After much back and forth at the 11th hour, Nexstar stations in nine markets went dark on Cox Cable systems over the weekend in a retransmission dispute.
Their five-year carriage deal expired while negotiations reached an impasse.
Cox said “Nexstar has decided to remove their channels from the Cox line up,” while Nexstar said Cox “dropped the network and local community programming” in these markets: Acadiana and Baton Rouge, La.; Florida’s Gulf Coast, Ft. Smith and Springdale, Ark.; Las Vegas; Phoenix; Pittsburg, Kansas and Roanoke, Va.
Cox and Nexstar say they want to resolve the dispute.
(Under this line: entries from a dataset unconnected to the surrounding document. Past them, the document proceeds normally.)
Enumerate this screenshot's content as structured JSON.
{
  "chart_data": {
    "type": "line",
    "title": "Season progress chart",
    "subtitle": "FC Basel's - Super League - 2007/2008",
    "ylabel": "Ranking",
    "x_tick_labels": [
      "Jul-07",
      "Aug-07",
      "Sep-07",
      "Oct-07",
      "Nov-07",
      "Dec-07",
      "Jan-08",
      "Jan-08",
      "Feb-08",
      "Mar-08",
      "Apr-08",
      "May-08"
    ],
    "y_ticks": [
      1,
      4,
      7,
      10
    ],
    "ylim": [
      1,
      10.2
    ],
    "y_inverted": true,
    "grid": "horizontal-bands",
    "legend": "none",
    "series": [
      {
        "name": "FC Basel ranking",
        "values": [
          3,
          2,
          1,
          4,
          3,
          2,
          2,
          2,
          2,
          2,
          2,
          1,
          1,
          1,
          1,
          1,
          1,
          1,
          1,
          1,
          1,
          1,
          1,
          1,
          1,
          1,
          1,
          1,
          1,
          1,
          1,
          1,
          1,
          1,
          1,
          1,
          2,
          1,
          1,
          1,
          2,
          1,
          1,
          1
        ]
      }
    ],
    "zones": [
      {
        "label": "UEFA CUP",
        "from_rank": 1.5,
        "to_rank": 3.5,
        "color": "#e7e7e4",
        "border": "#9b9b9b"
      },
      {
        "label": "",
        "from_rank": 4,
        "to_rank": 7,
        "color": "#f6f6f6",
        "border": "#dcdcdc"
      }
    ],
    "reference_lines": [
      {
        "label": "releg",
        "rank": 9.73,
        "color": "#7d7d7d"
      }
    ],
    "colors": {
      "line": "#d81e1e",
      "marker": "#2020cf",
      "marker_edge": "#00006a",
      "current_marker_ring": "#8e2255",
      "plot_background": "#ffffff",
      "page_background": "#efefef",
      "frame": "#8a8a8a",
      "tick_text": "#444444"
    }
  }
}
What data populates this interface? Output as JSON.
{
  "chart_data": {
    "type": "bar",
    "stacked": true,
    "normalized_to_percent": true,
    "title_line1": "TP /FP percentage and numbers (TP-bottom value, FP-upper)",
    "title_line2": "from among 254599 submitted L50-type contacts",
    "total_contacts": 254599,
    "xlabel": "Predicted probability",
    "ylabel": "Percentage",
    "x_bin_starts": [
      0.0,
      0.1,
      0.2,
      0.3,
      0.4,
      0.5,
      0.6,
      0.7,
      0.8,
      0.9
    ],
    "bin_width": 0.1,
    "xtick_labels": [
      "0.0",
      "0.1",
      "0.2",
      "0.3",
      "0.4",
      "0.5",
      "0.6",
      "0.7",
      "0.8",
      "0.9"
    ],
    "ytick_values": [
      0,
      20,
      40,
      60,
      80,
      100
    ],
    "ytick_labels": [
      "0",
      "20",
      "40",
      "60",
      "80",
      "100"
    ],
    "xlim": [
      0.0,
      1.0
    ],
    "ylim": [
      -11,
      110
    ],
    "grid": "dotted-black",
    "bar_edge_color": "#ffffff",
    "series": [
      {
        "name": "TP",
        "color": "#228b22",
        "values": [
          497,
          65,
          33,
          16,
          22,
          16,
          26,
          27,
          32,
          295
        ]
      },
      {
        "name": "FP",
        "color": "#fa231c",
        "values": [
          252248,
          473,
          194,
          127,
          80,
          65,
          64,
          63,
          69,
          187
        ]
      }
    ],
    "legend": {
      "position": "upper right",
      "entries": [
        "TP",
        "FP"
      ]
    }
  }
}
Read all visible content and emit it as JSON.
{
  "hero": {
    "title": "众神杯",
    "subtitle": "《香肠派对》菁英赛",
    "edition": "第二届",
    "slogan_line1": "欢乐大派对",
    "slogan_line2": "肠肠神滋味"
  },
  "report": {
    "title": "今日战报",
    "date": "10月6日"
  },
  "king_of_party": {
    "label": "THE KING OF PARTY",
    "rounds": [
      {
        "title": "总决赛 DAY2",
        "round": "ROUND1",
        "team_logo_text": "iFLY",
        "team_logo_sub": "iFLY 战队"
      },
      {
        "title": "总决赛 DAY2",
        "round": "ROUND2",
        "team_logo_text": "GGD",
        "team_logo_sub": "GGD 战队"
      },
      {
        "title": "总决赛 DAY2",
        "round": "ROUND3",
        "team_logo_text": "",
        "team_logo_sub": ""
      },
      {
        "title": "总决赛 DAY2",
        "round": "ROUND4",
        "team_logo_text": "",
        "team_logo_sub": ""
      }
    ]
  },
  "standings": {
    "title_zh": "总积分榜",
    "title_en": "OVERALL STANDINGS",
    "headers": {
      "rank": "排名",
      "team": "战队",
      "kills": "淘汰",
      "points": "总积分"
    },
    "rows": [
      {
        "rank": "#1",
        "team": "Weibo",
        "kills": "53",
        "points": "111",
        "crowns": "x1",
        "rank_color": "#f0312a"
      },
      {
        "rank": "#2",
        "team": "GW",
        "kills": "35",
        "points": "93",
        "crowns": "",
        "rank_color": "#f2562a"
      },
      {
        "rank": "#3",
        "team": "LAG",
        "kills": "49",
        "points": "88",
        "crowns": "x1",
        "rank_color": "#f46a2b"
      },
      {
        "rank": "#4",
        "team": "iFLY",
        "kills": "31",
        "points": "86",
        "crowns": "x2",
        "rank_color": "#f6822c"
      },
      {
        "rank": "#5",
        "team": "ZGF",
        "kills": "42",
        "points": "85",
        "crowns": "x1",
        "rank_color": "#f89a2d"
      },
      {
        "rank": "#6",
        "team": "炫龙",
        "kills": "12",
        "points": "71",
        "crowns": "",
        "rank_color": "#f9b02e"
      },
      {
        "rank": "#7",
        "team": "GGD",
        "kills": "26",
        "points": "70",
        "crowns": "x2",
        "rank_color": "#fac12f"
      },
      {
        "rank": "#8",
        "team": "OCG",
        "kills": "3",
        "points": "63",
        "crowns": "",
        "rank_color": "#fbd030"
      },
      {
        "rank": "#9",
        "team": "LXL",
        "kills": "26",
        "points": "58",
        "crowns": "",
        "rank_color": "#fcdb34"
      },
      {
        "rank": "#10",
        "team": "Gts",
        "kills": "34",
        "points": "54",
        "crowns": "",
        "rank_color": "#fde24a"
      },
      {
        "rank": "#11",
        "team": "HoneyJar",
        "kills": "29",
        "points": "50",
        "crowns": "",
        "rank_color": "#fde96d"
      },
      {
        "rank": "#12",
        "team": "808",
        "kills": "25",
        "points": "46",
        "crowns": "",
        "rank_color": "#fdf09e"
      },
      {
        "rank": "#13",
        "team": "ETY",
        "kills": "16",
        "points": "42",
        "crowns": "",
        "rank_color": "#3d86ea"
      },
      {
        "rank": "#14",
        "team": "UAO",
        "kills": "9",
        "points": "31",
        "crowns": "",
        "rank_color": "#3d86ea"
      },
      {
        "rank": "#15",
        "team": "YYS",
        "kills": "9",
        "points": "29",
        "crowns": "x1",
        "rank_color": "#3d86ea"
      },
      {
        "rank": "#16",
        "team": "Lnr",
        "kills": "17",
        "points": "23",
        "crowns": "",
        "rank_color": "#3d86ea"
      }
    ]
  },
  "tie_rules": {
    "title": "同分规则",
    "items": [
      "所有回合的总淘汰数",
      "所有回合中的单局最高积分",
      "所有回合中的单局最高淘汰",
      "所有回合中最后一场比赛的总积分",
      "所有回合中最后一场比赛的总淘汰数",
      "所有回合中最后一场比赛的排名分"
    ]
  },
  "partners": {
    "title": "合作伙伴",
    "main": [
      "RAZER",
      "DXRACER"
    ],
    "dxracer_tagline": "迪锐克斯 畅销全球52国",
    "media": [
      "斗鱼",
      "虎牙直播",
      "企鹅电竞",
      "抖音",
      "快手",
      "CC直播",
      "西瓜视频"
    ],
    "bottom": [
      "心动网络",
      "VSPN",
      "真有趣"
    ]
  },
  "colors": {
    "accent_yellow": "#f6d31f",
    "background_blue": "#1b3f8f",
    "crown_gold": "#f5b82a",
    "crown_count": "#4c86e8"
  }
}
But at the same time, they’re telling the public what’s happening their own perspective.
For example, Cox characterized Nexstar as the “latest station owner to rely on retransmission fees in an effort to boost their bottom line,” telling customers the broadcaster “has not changed its offer in two weeks and is still demanding three times more for its over-the-air stations.”
Referencing Nexstar’s new deal to pay $4.6B in cash and stock for Media General, Cox urged the public to voice their opposition to the deal to the FCC, raising the suspicion “that they are using retransmission fees to fund these deals.”
“Nexstar won’t even accept the very same rate that stations they manage agreed to just two weeks ago,” says Cox.” The merger “would force more cable TV/satellite companies and ultimately customers to pay higher fees for retransmission consent.”